As already verified, all intersections of a circle and plane are circles either geodesic/great or small. I avoid symbols in the answer here.

If 2-parameter surface normal coincides with 1-parameter circle normal then the intersection is a great circle. The intersection is a geodesic.

From differential geometry standpoint $\psi$ is between arc and meridian. Cylindrical coordinates $(r,z)$ Clairaut constant derivative $\dfrac{d(r \sin \psi)}{dz}=0$ forms with respect to an arbitrary North-South polar axis.

If the 2-parameter surface normal does not coincide with 1-parameter circle normal, but makes an angle $\gamma$ of relative latitude then the intersection is a small circle. Intersection is like a parallel circle but not an equator.

Clairaut constant derivative $\dfrac{d(r \sin \psi)}{dz}$ is a constant $ =\tan \gamma$ forms a small circle with respect to an arbitrary North-South polar axis.

In stereographic projection all non-equatorial sections of a plane passing through North pole of the sphere at angle $\gamma$ to North-South polar plane are small circles.

Answer 2

(Q1) I suspect some relationship is being illustrated. The 1st 2 coordinates in $[1,1,-1]$ are the centre of the circle $\Phi(E)$ while the norm of $[1,1,-1]$ s the radius of $\Phi(E)$.

(Q2) Yes if the planes intersect $\mathbb S^2$ or $\emptyset$ is considered a circle in $\mathbb S^2$.

(Q3), (Q4) E is not an ellipse. It is a circle in 3D (see here too) parametrised as (WA)
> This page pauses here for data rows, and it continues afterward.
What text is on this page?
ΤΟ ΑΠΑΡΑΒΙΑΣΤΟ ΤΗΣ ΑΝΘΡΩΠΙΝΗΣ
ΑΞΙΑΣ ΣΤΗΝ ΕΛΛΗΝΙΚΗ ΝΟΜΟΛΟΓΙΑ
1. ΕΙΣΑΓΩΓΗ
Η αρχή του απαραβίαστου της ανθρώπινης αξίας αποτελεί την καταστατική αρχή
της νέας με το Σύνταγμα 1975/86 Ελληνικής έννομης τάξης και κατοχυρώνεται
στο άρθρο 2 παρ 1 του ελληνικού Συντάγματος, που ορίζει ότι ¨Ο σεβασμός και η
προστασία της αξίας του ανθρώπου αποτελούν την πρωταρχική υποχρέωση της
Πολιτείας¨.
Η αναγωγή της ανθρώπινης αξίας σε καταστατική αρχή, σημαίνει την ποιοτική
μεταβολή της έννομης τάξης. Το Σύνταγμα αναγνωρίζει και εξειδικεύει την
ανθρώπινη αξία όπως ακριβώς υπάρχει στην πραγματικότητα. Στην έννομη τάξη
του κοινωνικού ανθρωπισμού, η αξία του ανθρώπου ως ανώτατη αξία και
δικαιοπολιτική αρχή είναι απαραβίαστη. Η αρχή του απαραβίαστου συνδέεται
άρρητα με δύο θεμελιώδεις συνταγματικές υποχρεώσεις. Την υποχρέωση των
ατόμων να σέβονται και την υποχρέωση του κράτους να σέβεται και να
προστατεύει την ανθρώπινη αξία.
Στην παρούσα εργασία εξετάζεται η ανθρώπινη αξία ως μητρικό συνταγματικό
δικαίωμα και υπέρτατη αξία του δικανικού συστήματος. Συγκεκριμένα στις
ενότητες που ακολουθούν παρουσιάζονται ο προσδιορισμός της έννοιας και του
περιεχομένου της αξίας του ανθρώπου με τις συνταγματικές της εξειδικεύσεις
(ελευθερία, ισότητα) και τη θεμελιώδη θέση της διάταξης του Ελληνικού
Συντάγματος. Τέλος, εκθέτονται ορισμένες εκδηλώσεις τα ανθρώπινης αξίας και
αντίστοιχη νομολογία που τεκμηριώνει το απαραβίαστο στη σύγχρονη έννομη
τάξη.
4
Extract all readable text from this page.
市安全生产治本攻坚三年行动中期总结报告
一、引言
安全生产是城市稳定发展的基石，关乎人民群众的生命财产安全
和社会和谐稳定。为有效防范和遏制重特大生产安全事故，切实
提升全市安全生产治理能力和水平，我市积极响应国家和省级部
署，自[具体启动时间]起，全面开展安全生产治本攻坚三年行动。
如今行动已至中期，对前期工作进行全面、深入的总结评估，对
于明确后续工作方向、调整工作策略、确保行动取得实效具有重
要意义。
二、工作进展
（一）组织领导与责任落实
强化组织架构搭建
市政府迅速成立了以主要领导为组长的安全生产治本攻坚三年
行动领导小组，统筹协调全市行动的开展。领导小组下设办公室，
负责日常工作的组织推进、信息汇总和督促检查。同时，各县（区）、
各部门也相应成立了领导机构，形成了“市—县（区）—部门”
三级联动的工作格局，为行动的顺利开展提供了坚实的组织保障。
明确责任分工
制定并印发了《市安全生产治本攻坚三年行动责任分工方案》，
$$\begin{bmatrix} x_1(t)\\ x_2(t)\\ x_3(t) \end{bmatrix} = \begin{bmatrix} \sqrt{\frac 2 3} \cos[t]\\ -\sqrt{\frac 2 4} \sin[t] - \sqrt{\frac 2 {12}} \cos[t]\\ -\sqrt{\frac 2 4} \sin[t] + \sqrt{\frac 2 {12}} \cos[t] \end{bmatrix} = \begin{bmatrix} \sqrt{\frac 1 3}\\ -\sqrt{\frac 1 {12}}\\ \sqrt{\frac 1 {12}} \end{bmatrix}\sqrt{2}\cos(t)+ \begin{bmatrix} 0\\ -\sqrt{\frac 1 {4}}\\ -\sqrt{\frac 1 {4}} \end{bmatrix}\sqrt{2}\sin(t)$$

Observe that while $x^2+y^2+xy=\frac12$ is an ellipse, $x^2+y^2+xy=\frac12 \wedge z= x+y$ is a circle.